В заключение она сказала:

— А сейчас, дети, тяжелое время. Война! И вы должны учиться прилежно, это будет ваш вклад в победу.

Иду домой, мне вспомнился отец, со штыком в коротенькой шинели, и его рассказ о том, как они ныряли в холодную воду Ладоги, чтобы достать горсть риса, и мне захотелось кричать не своим голосом. Зачем? Для чего врать? Все знания о Ленине и Сталине не спасут наших отцов. Для них нужно прежде всего оружие, а не штыки!
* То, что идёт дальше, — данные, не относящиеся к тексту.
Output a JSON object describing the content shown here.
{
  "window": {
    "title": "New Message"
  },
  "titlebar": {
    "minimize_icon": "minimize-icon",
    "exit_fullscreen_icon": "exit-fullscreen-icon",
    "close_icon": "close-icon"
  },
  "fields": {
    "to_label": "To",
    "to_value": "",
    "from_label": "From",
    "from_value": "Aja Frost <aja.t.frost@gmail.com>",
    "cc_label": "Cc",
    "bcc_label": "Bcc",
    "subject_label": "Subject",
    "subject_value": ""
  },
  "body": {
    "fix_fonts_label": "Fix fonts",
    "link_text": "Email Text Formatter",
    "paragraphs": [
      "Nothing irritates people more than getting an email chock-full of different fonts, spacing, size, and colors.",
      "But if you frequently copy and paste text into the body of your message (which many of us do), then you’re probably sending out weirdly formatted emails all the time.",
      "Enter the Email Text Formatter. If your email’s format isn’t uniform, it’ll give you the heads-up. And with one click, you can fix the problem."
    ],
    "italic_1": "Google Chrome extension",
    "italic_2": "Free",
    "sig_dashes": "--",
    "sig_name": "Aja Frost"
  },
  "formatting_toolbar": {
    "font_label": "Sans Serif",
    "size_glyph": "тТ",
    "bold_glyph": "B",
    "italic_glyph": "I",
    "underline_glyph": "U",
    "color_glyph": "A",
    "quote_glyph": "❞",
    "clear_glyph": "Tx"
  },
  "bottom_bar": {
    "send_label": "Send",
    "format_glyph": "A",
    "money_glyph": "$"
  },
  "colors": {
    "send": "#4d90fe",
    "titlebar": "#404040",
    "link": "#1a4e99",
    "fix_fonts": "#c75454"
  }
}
Дома мама уже отстряпалась. На столе лежали лепёшки, помазанные сметаной. Вкусный хлебный дух стоял в горнице. Уплетая за обе щёки, я спросила:

— А где ты взяла сметану?

— Мир не без добрых людей, Евлашиха дала. Я ей потёрла дресвой полы, ну и вот, можно лакомиться. А у вас что было в школе?

— А всё то же! Когда я в первый класс пошла, и в 30-ый пойду, и в 60-ый…то же самое будут говорить.

— Ну, завелась. Перестань. Вторая Ольга Форш! Да лепёшки не ешь все, оставь на завтра. Сегодня к Евлашихе пойдём, приглашала на чай, так что там и налопаешься.